# Introducing myself...



## LGA (Jan 11, 2005)

I'm Larry Alexander, a long-time composer/arranger/studio musician in Tyler, Texas.

I currently work with Garritan Personal Orchestra, Front Porch Banjo, Kontakt, Sonar 3, etc. in my studio.

I look forward to talking music with all of you.

Best regards,

Larry A.


----------



## Alan Lastufka (Jan 11, 2005)

Hey Larry,

Welcome to VI. Feel free to post some of your music in our mp3 area, we have lots of talented folks here just waiting to tear it apart... I mean, give you helpful suggestions. 

Seriously though, enjoy your time here, hope we can educate and sometime entertain.


----------



## Sid_Barnhoorn (Jan 11, 2005)

Hi Larry,

Welcome to V.I.! Cool music you've got on your site. A nice broad range of styles. Great!

Take care,
-Sid.


----------



## LGA (Jan 11, 2005)

Sid_Barnhoorn said:


> Hi Larry,
> 
> Welcome to V.I.! Cool music you've got on your site. A nice broad range of styles. Great!
> 
> ...



Thanks, Sid and thank you for visiting my site.

Regards,

Larry A.


----------



## LGA (Jan 11, 2005)

Alan Lastufka said:


> Hey Larry,
> 
> Welcome to VI. Feel free to post some of your music in our mp3 area, we have lots of talented folks here just waiting to tear it apart... I mean, give you helpful suggestions.
> 
> Seriously though, enjoy your time here, hope we can educate and sometime entertain.



I appreciate your courtesy. I will post some of my works from time to time.

My best,

Larry Alexander


----------



## Herman Witkam (Jan 11, 2005)

Hi there Larry.
Welcome to V.I.
I liked your Woodwind Quintet #7.
We almost share a song title, your Jazzanova and my Bluesanova :D
http://www.herman-witkam.com/playlists/bluesanova.m3u


----------



## msayre (Jan 11, 2005)

Larry's been doing some great stuff with Front Porch Banjo. It's fun to check out the tunes on his site. 
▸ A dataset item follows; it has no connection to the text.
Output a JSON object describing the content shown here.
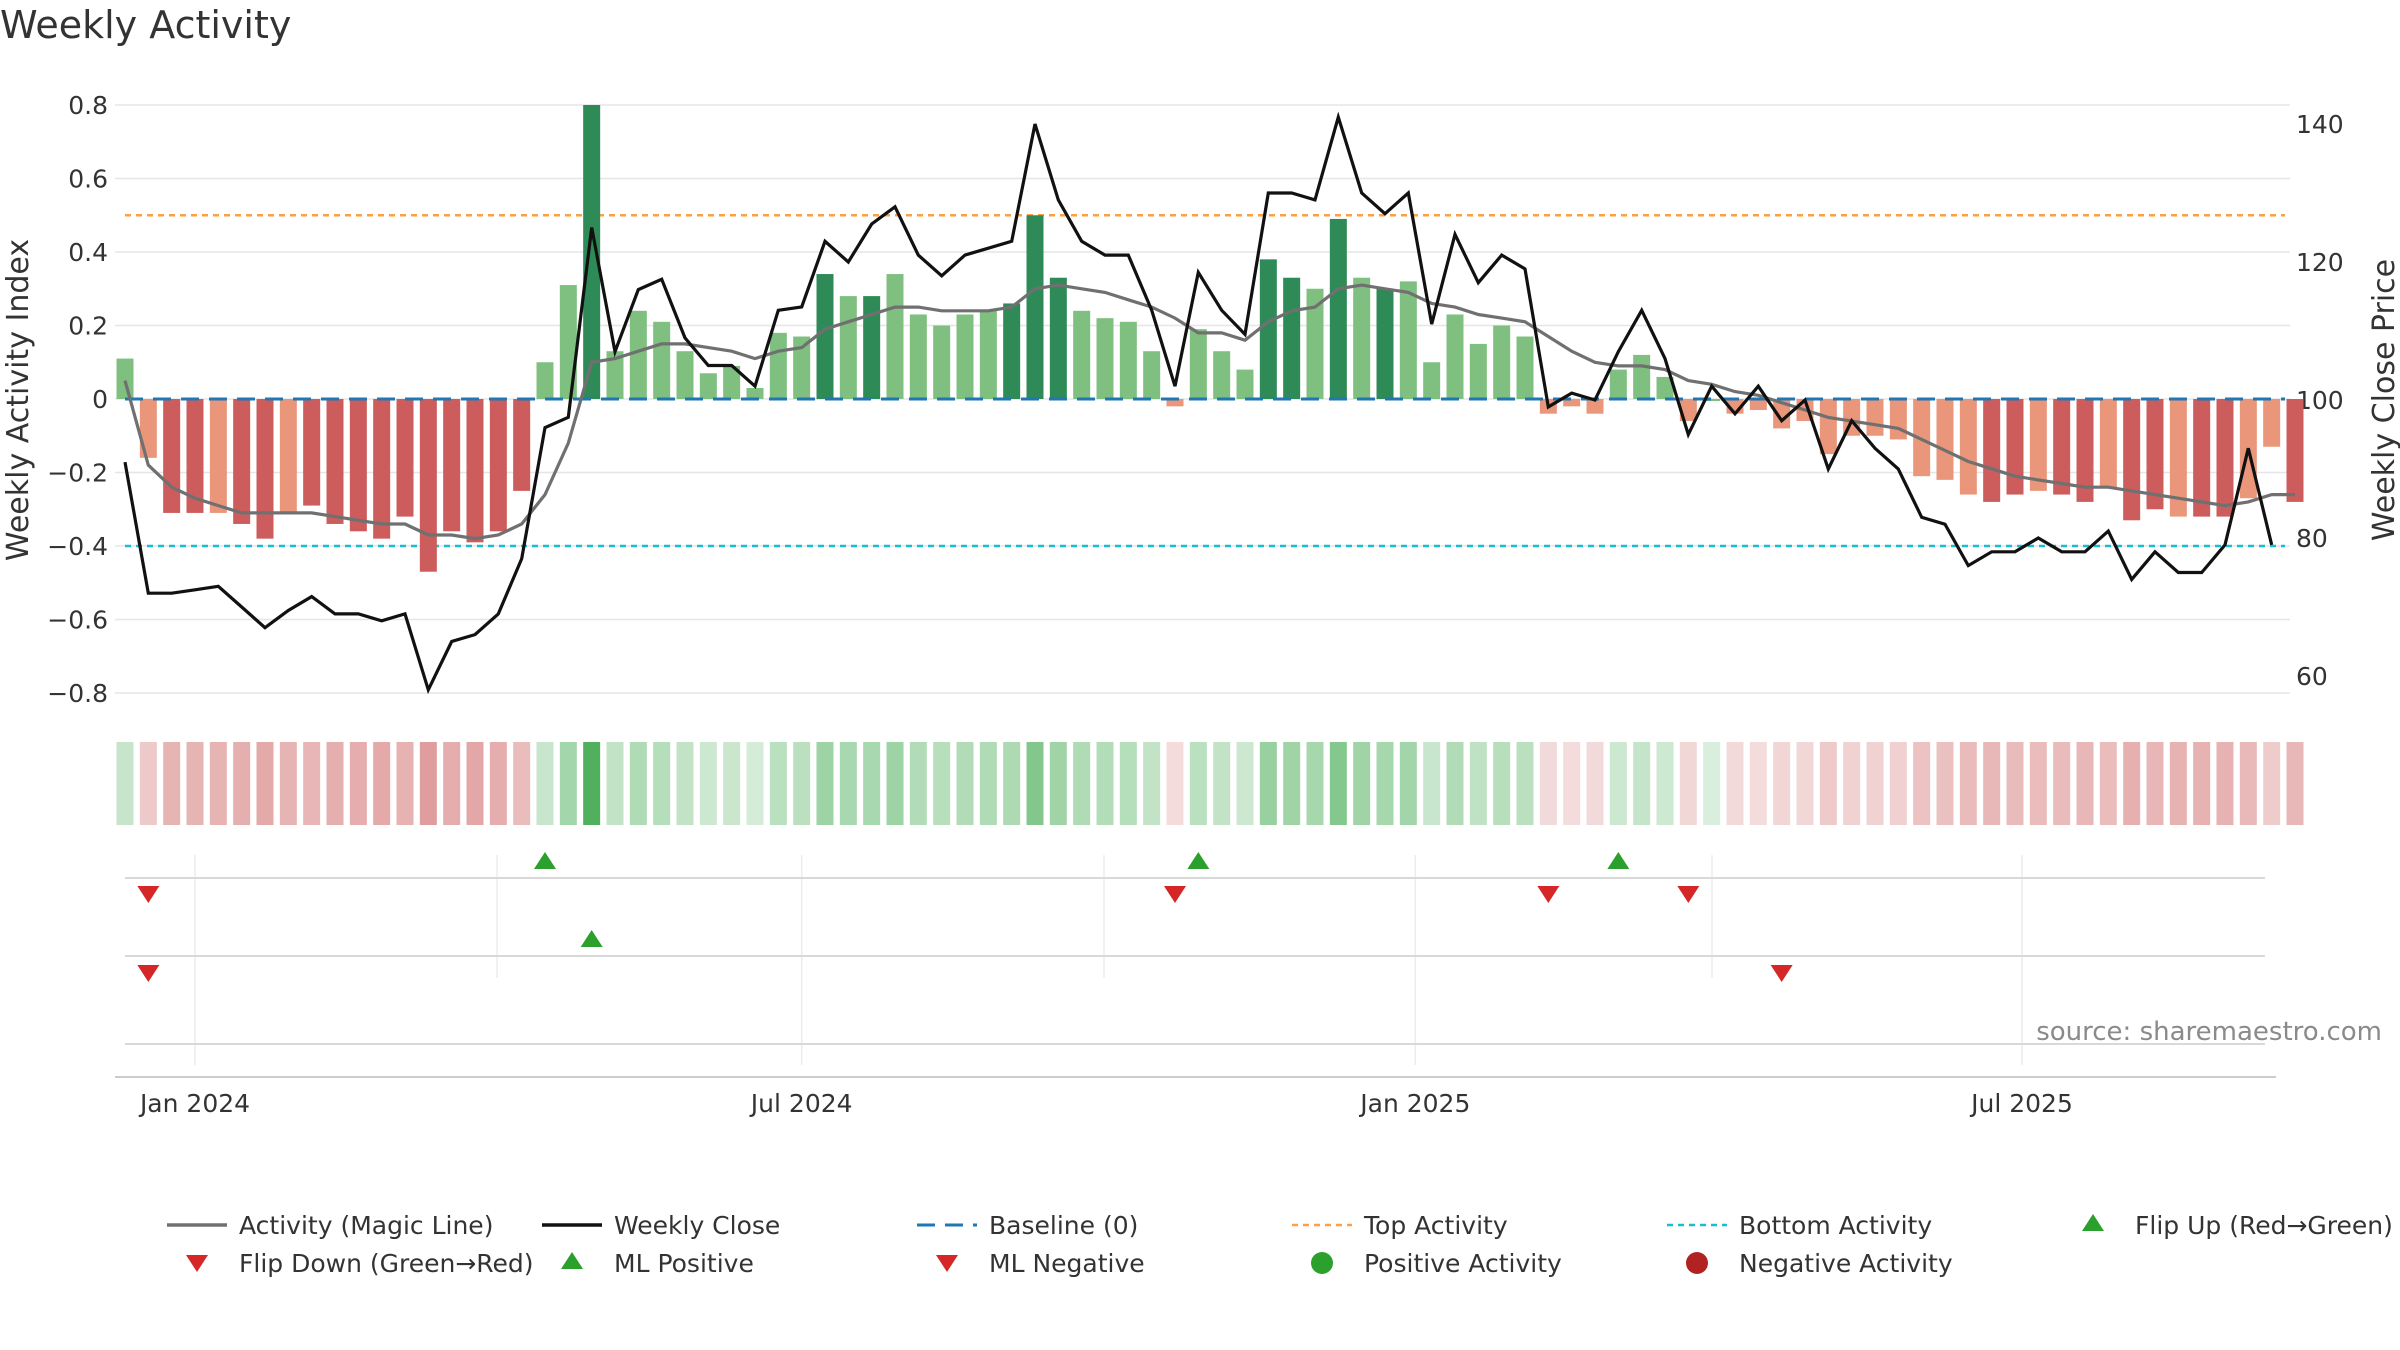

Nice to see you here, Larry!


----------



## LGA (Jan 11, 2005)

Thanks very much, everybody. 

I really appreciate the fact that Matt Sayre informed me about this forum. Thanks, Matt and congratulations on producing an incredible banjo sample library.

Best regards to all,

Larry Alexander


----------



## Frederick Russ (Jan 11, 2005)

Larry - welcome to VI! Nice seeing you here and pleased to meet you. Feel free to post your work in the member composition area, and have fun here.


----------